Seketika, terdengar teriakan lagi dari kerumunan.
“Kang Chenyang, semangat!”
Melihat dua orang itu meluncur berurutan menuruni bukit, Jiang He juga mengeluarkan skateboardnya, menarik napas dalam-dalam, lalu ikut meluncur.
Jin Meiyan sudah lebih dulu berlari turun, tapi meski dia cepat berlari, papan skateboard itu melaju lebih cepat. Dalam beberapa menit saja dia sudah kelelahan dan terengah-engah.
Melihat Jin Meiyan kelelahan, Jiang He berkata, “Jangan khawatir, Xiao Luo ada aku di sini.”
Setelah berkata begitu, dia mengikuti laju Su Luo.
Melihat beberapa orang meluncur dengan kecepatan tinggi, orang-orang di bukit ikut turun untuk menyaksikan.
Suasana menjadi sangat meriah, belum pernah terjadi sebelumnya.
He Chenyang berdiri di atas skateboard, beberapa kali jantungnya terasa mau meloncat keluar dari tenggorokan karena jalanan sangat curam dan berliku.
Beberapa kali dia ingin mundur, tapi gadis di depannya tidak menunjukkan sedikit pun tanda berhenti, bahkan saat menuruni tangga pun dia meluncur dengan lancar, sama sekali tidak seperti pemula.
Menghadapi lawan seperti itu, walaupun kalah, dia ingin bertahan sampai akhir untuk menjaga harga dirinya sebagai ketua klub.
Namun semakin ke bawah, kecepatan papan skateboard semakin tinggi, angin berhembus kencang di telinganya, sampai akhirnya dia tidak bisa mengendalikan papan skateboardnya.
Saat itulah dia merasakan ketakutan.
Kalau dia tidak salah ingat, di depan ada tikungan tajam.

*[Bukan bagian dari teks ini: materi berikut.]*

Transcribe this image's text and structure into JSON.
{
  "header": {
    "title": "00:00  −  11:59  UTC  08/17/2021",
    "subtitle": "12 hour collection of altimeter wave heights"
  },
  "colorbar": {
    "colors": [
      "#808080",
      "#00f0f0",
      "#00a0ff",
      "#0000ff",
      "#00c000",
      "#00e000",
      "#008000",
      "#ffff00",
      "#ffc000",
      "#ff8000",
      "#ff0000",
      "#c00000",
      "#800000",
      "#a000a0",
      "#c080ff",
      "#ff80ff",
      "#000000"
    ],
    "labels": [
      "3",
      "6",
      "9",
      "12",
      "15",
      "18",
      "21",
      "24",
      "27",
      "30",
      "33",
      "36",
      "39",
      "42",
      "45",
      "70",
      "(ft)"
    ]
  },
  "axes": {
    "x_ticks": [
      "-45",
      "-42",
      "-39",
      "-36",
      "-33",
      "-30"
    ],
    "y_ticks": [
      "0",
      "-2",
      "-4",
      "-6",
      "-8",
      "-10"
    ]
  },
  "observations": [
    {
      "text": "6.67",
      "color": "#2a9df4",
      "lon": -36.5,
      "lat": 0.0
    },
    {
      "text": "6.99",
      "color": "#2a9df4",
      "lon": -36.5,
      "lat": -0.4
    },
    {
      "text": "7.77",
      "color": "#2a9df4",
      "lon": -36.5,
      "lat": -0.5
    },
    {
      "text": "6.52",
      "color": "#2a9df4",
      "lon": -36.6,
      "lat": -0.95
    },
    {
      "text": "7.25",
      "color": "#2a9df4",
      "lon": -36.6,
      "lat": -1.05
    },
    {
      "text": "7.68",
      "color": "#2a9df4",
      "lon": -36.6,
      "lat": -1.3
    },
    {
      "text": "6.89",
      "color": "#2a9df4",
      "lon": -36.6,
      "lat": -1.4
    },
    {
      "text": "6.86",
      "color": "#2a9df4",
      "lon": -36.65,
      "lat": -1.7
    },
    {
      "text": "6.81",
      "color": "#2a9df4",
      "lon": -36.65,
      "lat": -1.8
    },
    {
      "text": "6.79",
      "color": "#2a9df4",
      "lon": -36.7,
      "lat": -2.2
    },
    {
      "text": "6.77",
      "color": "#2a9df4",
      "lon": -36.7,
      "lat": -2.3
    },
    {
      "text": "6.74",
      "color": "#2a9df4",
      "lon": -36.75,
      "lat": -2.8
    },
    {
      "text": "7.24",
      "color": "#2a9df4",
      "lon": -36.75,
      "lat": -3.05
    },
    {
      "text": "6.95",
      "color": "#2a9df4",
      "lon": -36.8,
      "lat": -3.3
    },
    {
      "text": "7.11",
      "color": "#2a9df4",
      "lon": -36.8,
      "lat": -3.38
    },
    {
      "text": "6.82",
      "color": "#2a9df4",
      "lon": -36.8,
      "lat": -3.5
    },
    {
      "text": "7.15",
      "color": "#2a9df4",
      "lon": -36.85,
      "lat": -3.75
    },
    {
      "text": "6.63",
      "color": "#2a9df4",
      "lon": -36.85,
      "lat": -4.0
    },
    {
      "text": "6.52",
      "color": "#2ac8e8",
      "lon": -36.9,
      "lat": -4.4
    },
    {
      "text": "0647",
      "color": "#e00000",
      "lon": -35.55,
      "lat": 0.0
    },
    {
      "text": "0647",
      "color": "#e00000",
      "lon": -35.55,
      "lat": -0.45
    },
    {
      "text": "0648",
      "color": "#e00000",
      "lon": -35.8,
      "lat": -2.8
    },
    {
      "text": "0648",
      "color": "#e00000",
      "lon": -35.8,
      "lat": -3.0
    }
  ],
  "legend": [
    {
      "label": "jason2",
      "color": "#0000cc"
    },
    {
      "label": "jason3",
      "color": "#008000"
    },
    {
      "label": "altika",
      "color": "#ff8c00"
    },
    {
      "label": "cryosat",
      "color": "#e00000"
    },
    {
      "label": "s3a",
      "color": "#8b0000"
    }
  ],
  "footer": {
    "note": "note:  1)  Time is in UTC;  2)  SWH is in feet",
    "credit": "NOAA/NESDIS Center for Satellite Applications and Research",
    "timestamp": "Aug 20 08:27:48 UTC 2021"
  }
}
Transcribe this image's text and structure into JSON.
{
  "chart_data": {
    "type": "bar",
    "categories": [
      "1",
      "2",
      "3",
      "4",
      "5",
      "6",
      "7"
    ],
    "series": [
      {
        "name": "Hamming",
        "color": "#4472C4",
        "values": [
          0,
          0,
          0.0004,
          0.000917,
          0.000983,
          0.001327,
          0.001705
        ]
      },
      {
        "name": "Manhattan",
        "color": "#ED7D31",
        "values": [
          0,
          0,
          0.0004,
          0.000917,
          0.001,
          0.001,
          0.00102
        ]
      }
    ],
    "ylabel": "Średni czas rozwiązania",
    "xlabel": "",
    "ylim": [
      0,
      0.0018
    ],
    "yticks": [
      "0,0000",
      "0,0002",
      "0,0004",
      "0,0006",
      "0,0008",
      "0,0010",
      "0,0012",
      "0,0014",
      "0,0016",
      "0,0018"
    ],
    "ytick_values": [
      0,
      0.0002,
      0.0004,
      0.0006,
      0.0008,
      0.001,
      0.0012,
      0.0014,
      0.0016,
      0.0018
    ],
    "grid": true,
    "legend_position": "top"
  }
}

Jika tidak mengendalikan dengan baik saat berbelok, dia pasti akan terjatuh dan terlempar keluar.
Kalau sudah terlempar keluar, bisa hancur berkeping-keping.
Dia benar-benar takut, dia masih muda, belum ingin mati, kariernya masih panjang, dia tidak boleh mati di sini.
Akhirnya, dia benar-benar ketakutan.
Ini adalah turunan yang sangat curam, kalau dia mengerem mendadak, dia pasti akan terlempar karena gaya inersia.
Tapi kalau tidak mengerem juga, dia akan menemui jalan buntu!